Une révélation qui intervient dans un contexte où l’État haïtien continue de perdre du terrain face aux groupes criminels qui contrôlent désormais de larges portions du territoire national.

« Nous apprenons que les autorités locales commencent à négocier avec les gangs à Gressier. Nous ne sommes pas d’accord avec cette chose », a écrit André Michel dans un message particulièrement virulent.

L’ancien opposant politique estime que toute forme de dialogue avec les groupes armés revient à légitimer leur pouvoir et à institutionnaliser leur influence sur le pays.

« Depuis que nous sommes entrés en négociation avec les gangs, les gangs vont toujours contrôler le pays », affirme-t-il.

Dans sa publication, Me André Michel rejette catégoriquement toute possibilité de compromis avec les groupes criminels qu’il accuse de massacres, d’enlèvements, de viols et de destruction économique.
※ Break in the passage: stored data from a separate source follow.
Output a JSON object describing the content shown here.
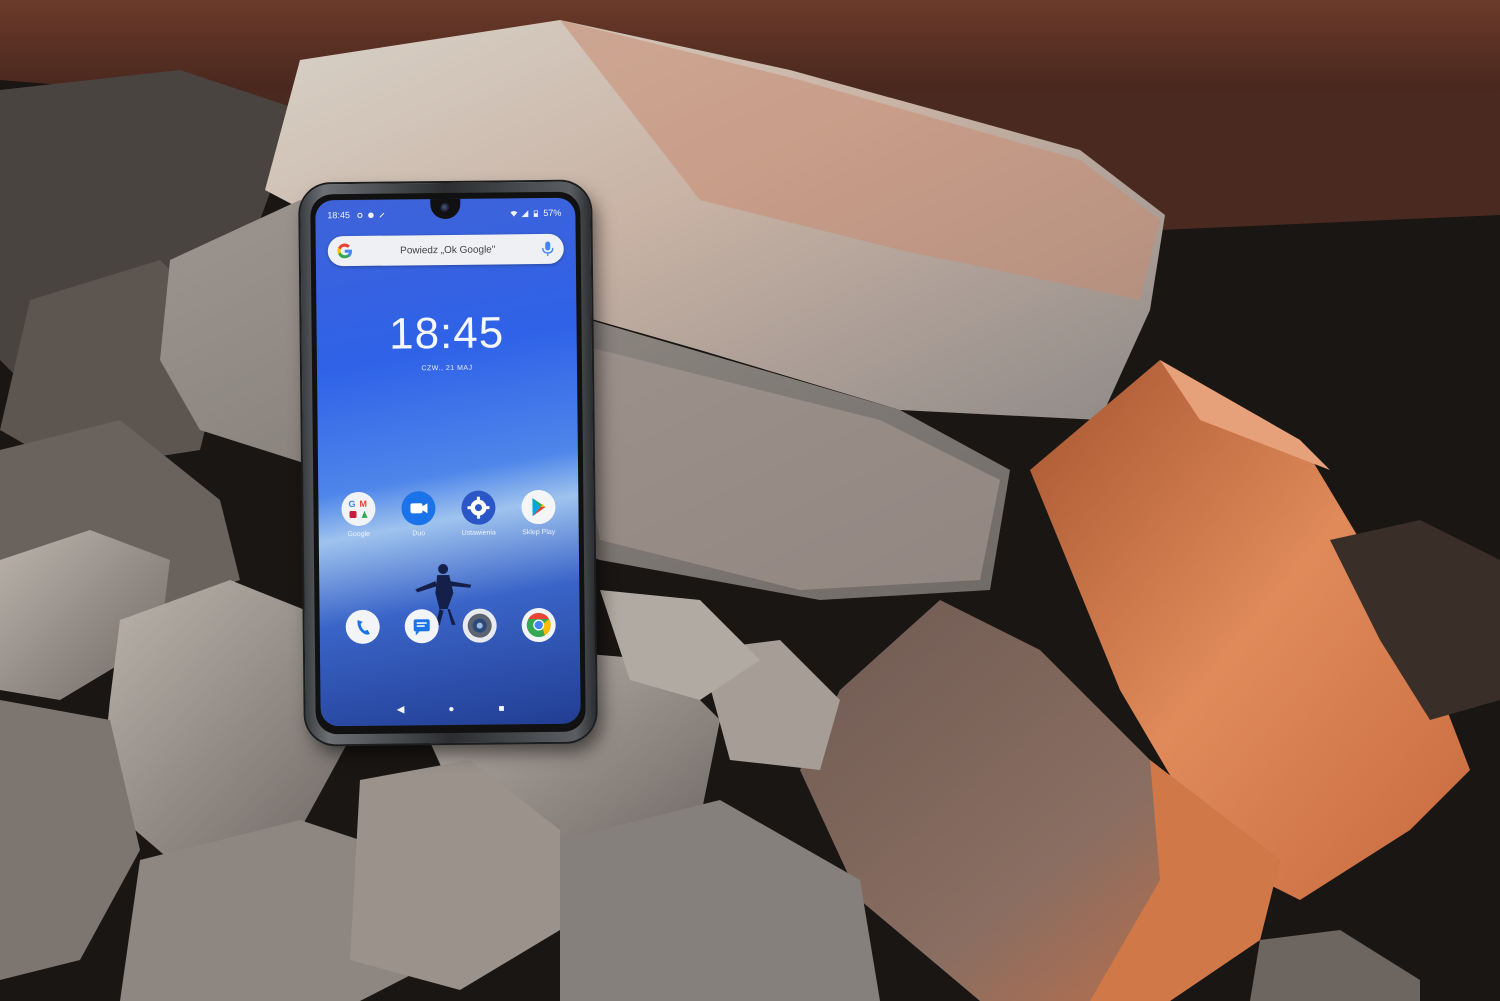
{
  "scene": {
    "description_colors": {
      "brick": "#c7653a",
      "concrete": "#a9a19a",
      "metal": "#5b2f21"
    }
  },
  "phone": {
    "status_time": "18:45",
    "battery": "57%",
    "search_placeholder": "Powiedz „Ok Google\"",
    "clock": "18:45",
    "date": "CZW., 21 MAJ",
    "apps": [
      {
        "label": "Google",
        "icon": "google-folder-icon"
      },
      {
        "label": "Duo",
        "icon": "duo-icon"
      },
      {
        "label": "Ustawienia",
        "icon": "settings-icon"
      },
      {
        "label": "Sklep Play",
        "icon": "play-store-icon"
      }
    ],
    "dock": [
      {
        "icon": "phone-icon"
      },
      {
        "icon": "messages-icon"
      },
      {
        "icon": "camera-icon"
      },
      {
        "icon": "chrome-icon"
      }
    ],
    "nav": {
      "back": "◀",
      "home": "●",
      "recents": "■"
    }
  }
}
« Nous n’avons pas le droit d’entrer en négociation avec une bande de criminels qui massacrent, kidnappent, violent et humilient la population », déclare-t-il, avant d’ajouter : « La solution est d’éliminer les gangs ».

Ces déclarations illustrent une fracture de plus en plus profonde au sein du débat national sur la stratégie à adopter face à l’effondrement sécuritaire du pays.
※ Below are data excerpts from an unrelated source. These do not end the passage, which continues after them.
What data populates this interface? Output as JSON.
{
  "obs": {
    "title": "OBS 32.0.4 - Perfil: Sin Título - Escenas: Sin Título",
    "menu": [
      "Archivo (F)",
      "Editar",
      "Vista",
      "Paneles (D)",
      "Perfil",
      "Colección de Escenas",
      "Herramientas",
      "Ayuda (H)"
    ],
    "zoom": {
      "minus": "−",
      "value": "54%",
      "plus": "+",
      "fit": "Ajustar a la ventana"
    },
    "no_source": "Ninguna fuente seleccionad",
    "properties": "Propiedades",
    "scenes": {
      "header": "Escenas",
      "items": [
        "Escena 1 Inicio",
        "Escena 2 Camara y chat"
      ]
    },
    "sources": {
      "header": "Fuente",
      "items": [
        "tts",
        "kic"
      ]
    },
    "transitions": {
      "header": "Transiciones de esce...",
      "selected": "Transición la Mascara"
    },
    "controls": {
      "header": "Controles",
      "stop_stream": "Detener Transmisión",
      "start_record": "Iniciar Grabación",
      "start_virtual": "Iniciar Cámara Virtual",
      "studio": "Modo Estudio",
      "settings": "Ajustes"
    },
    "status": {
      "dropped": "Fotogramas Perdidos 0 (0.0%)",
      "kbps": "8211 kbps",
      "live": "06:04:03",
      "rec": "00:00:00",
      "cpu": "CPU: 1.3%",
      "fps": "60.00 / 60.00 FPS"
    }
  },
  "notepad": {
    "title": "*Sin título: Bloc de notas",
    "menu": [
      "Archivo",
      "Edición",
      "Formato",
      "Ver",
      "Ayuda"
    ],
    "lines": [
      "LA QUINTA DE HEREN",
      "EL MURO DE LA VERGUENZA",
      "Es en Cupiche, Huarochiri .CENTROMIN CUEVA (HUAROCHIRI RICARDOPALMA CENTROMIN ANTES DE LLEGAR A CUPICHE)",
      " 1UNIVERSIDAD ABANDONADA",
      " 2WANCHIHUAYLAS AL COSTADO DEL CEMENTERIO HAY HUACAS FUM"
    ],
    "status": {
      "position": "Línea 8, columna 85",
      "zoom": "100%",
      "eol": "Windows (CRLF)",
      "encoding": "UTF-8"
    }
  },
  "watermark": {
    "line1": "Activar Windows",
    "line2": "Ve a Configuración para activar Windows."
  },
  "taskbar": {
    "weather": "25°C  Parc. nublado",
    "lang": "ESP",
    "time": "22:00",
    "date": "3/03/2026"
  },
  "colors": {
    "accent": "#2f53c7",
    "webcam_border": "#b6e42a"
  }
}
Depuis plusieurs mois, certaines voix au sein de la société civile, des collectivités locales et même de certains secteurs politiques évoquent discrètement l’idée de dialogues locaux ou d’accords communautaires afin de limiter les violences dans certaines communes particulièrement touchées.
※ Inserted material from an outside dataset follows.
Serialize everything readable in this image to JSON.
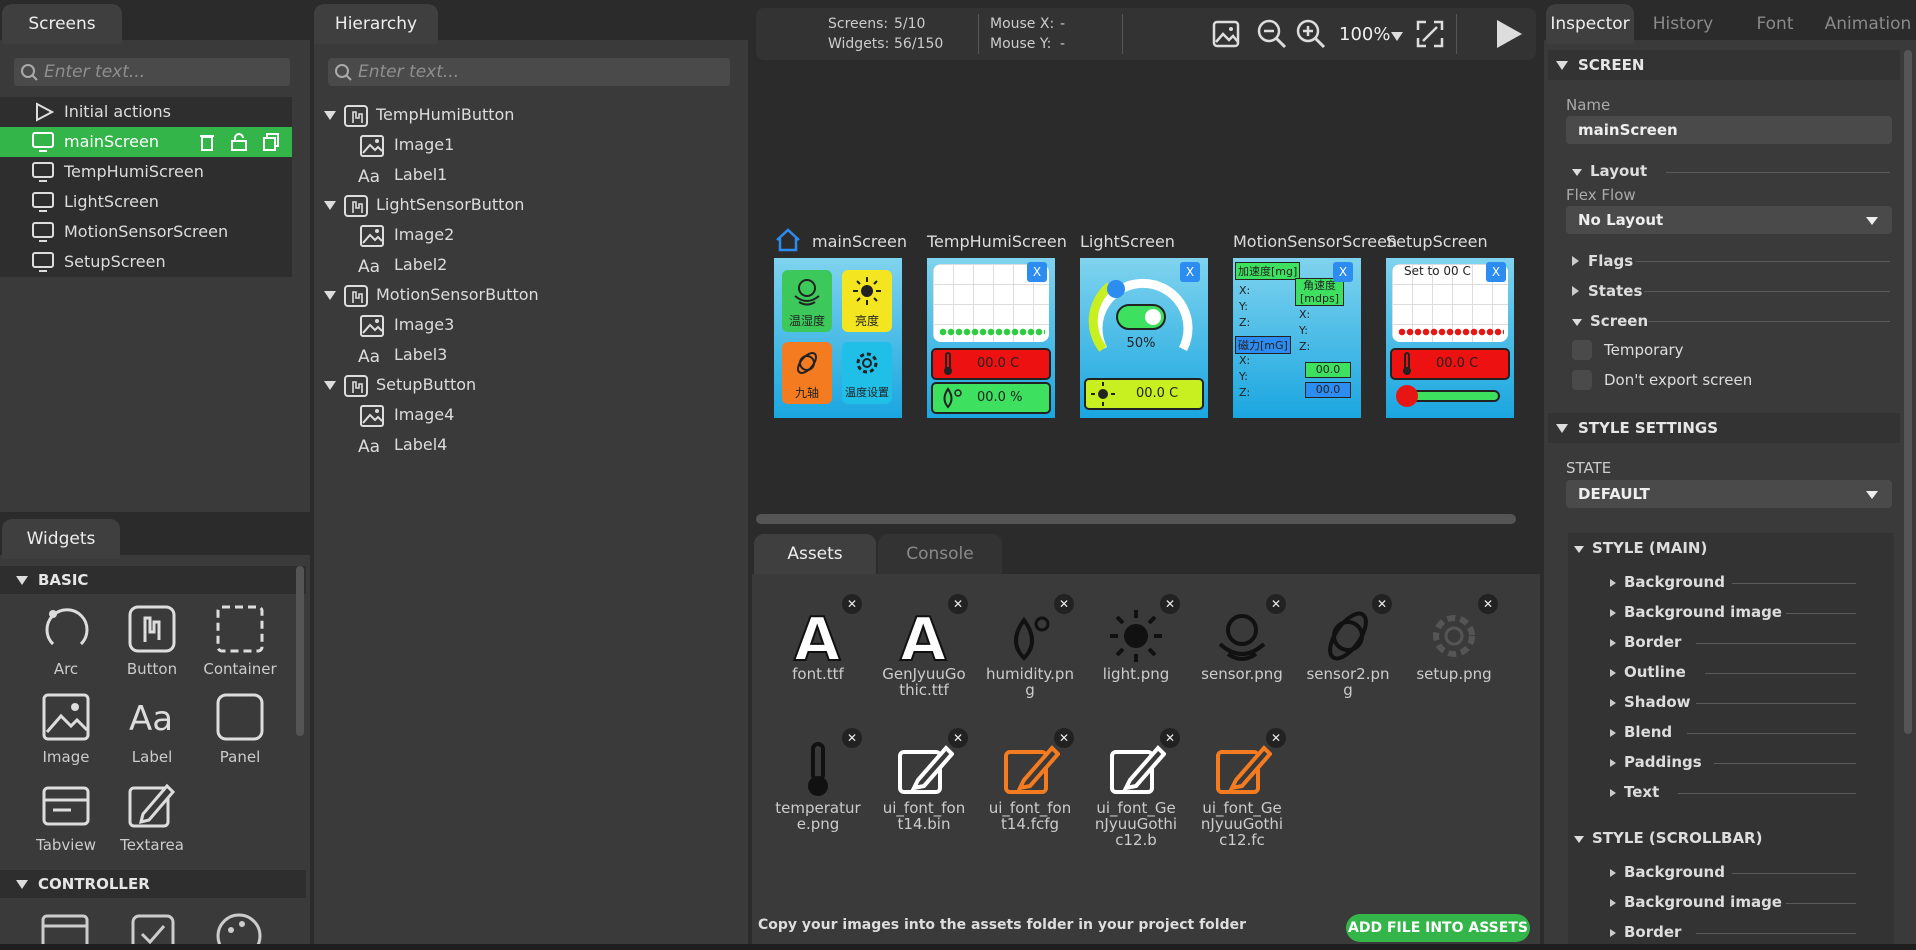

À Gressier, commune située à l’entrée sud de Port-au-Prince, les attaques armées répétées ont provoqué des déplacements massifs de population, la fermeture de nombreuses activités économiques et une paralysie presque totale de la vie locale.

Dans ce contexte, certains responsables locaux seraient tentés de privilégier des arrangements temporaires pour éviter l’aggravation des violences.

Mais pour André Michel, cette approche constitue une erreur stratégique majeure qui ne ferait que renforcer davantage les groupes armés.

Le débat reste extrêmement sensible en Haïti. D’un côté, plusieurs acteurs considèrent qu’un dialogue indirect pourrait permettre de sauver des vies dans certaines zones abandonnées par l’État. De l’autre, des figures politiques comme André Michel estiment que toute négociation avec les gangs représente une forme de capitulation de l’autorité publique.

Cette polémique survient alors que les forces de sécurité haïtiennes, appuyées par la mission internationale, peinent encore à reprendre durablement le contrôle des territoires dominés par les coalitions armées.

Pendant ce temps, une partie croissante de la population continue de vivre entre peur, déplacements forcés et absence totale de protection institutionnelle.

À travers cette sortie, André Michel tente aussi de repositionner le débat national autour d’une ligne dure : aucune coexistence possible avec les gangs, seulement leur démantèlement total. Mais sur le terrain, la réalité sécuritaire semble de plus en plus complexe pour un État qui peine encore à rétablir son autorité.